Появлялась Валя. Отдав сталевару листок с анализом, она усаживалась в алюминиевом креслице и, будто дожидаясь очередной пробы, многозначительно поглядывала на Володю. Шумилов с самым деловым видом начинал делать сложные маневры, в результате которых будто бы невзначай приближался к девушке. Убедившись, что Казымов занят, он наклонялся к Вале. Они торопливо обменивались беглыми фразами, смеялись чему-то своему. Казымов старался в таких случаях сделать вид, что весь поглощён работой, минутами неподвижно следил за пламенным кипением металла или нарочно поднимался к стеллажам, следя за подготовкой шихты. Сталевар невольно любовался блеском глаз молодой пары, ярким румянцем щёк; от их присутствия веяло такой пленительной молодостью, чем-то таким свежим, будто в цех внесли ветку распускающегося тополя. И хотя искусство на глаз, по одним внешним признакам, определять содержание углерода в пробе не изменило старому сталевару и каждый новый анализ только подтверждал это его уменье, Казымов теперь обязательно направлял пробы на анализ и представитель экспресс-лаборатории имел повод часто появляться у печи.

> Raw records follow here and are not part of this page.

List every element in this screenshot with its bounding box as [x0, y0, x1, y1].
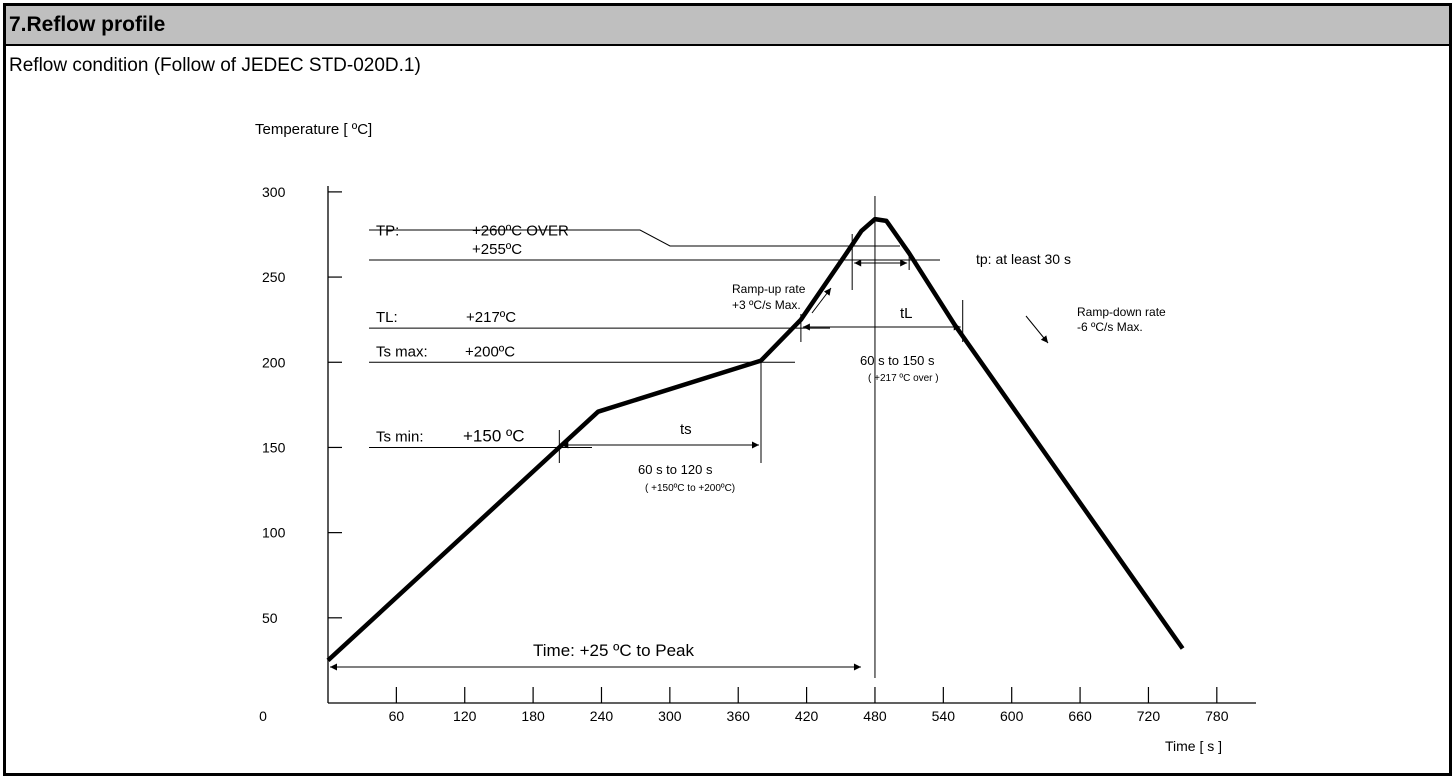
x-tick-label: 720 — [1137, 708, 1161, 724]
x-tick-label: 360 — [727, 708, 751, 724]
section-title: 7.Reflow profile — [9, 13, 166, 36]
reference-line-label: TL: — [376, 309, 398, 326]
tp-label: tp: at least 30 s — [976, 251, 1071, 267]
ts-label: ts — [680, 421, 692, 438]
tl-condition-label: ( +217 ºC over ) — [868, 373, 939, 384]
x-tick-label: 0 — [259, 708, 267, 724]
y-tick-label: 150 — [262, 439, 286, 455]
ramp-down-arrow — [1025, 315, 1049, 344]
x-tick-label: 180 — [521, 708, 545, 724]
y-tick-label: 300 — [262, 184, 286, 200]
x-tick-label: 480 — [863, 708, 887, 724]
x-tick-label: 300 — [658, 708, 682, 724]
reference-line-value: +255ºC — [472, 241, 522, 258]
x-tick-label: 660 — [1068, 708, 1092, 724]
reference-line-label: Ts min: — [376, 428, 424, 445]
reference-line-label: Ts max: — [376, 343, 428, 360]
reference-line-value: +200ºC — [465, 343, 515, 360]
x-axis-label: Time [ s ] — [1165, 738, 1222, 754]
reflow-condition-subtitle: Reflow condition (Follow of JEDEC STD-02… — [9, 55, 421, 76]
x-tick-label: 120 — [453, 708, 477, 724]
ramp-up-label-line2: +3 ºC/s Max. — [732, 298, 801, 312]
section-header-bar: 7.Reflow profile — [6, 6, 1449, 46]
tl-label: tL — [900, 305, 913, 322]
reflow-profile-curve — [326, 216, 1185, 663]
y-tick-label: 250 — [262, 269, 286, 285]
y-tick-label: 100 — [262, 525, 286, 541]
ramp-up-label-line1: Ramp-up rate — [732, 282, 806, 296]
x-tick-label: 540 — [932, 708, 956, 724]
reference-line-value: +217ºC — [466, 309, 516, 326]
peak-time-label: Time: +25 ºC to Peak — [533, 641, 695, 660]
ts-range-label: 60 s to 120 s — [638, 462, 713, 477]
y-tick-label: 50 — [262, 610, 278, 626]
reference-line-value: +260ºC OVER — [472, 222, 569, 239]
x-tick-label: 600 — [1000, 708, 1024, 724]
ramp-up-arrow — [811, 287, 832, 314]
x-tick-label: 420 — [795, 708, 819, 724]
x-tick-label: 780 — [1205, 708, 1229, 724]
tl-range-label: 60 s to 150 s — [860, 353, 935, 368]
ramp-down-label-line2: -6 ºC/s Max. — [1077, 320, 1143, 334]
reference-lines: TP: +260ºC OVER +255ºC TL: +217ºC Ts max: +200… — [369, 222, 940, 448]
x-axis-ticks: 0 60 120 180 240 300 360 420 480 540 600 660 720 780 — [259, 687, 1229, 724]
tp-connector-line — [369, 229, 900, 247]
y-axis-label: Temperature [ ºC] — [255, 121, 372, 138]
reference-line-label: TP: — [376, 222, 399, 239]
ts-condition-label: ( +150ºC to +200ºC) — [645, 483, 735, 494]
x-tick-label: 60 — [389, 708, 405, 724]
y-axis-ticks: 50 100 150 200 250 300 — [262, 184, 342, 626]
reference-line-value: +150 ºC — [463, 426, 525, 445]
spec-section-frame: 7.Reflow profile Reflow condition (Follo… — [3, 3, 1452, 776]
ramp-down-label-line1: Ramp-down rate — [1077, 305, 1166, 319]
y-tick-label: 200 — [262, 354, 286, 370]
x-tick-label: 240 — [590, 708, 614, 724]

Прежний подручный вернулся в цех, когда Казымову уже удалось достичь своего среднего довоенного съёма стали. С уходом Володи производительность печи резко качнулась было обратно, но сталевара это не испугало, и он быстро наверстал упущенное. Он не испытывал уже той досадной связанности в движениях, которая всегда злит и угнетает настоящего мастера. Постепенно возвращались, казалось, навсегда утраченные за семь лет навыки.
Но до настоящего мастерства было ещё далеко. Он отлично это понимал и всячески старался своё прежнее, теперь уже недостаточное уменье обогатить тем новым, что за годы его отсутствия внесли в сталеварение советская наука и работа таких людей, как Володя Шумилов. Но он не хотел механически воспроизводить это новое, вызубривать рецепты. Он стремился глубоко осмыслить весь технологический процесс, уяснить для себя все тайны химии и физики сталеварения и сознательно управлять ими.
Курносая девица, учитывавшая показатели соревнования в мартеновском цехе, каждый день отмечала на доске рост производительности на первой печи. В иные смены Казымов уже приближался к средней выработке цеха. Но до показателей Володи Шумилова ему было всё же далеко, и сталевар уходил с завода, недовольный собой.
Попрежнему Казымов вместе со Славкой по вечерам «учил уроки», склоняясь то над курсом лекций, то над книжкой технического журнала, то над «стахановскими листками», в которых обобщался опыт передовых сталеваров страны. Но когда мальчик интересовался, какие отметки получает жилец, Казымов хмурился:
— Плохие, брат Святослав, плохие. Из троек не вылезаю!
— Как в нашем классе Зенушкин, — понимающе кивал Славка. — Он тоже всё тройки да тройки получает. Он говорит, больше ему и не надо. Во второй класс и с тройками переводят.
— Врёт ваш Зенушкин, не верь ему, Святослав, — не такое нынче время, чтобы на тройках тащиться, — с улыбкой возражал мальчику Казымов. — Нынче и четвёрки маловато, нынче на самый полный жать надо.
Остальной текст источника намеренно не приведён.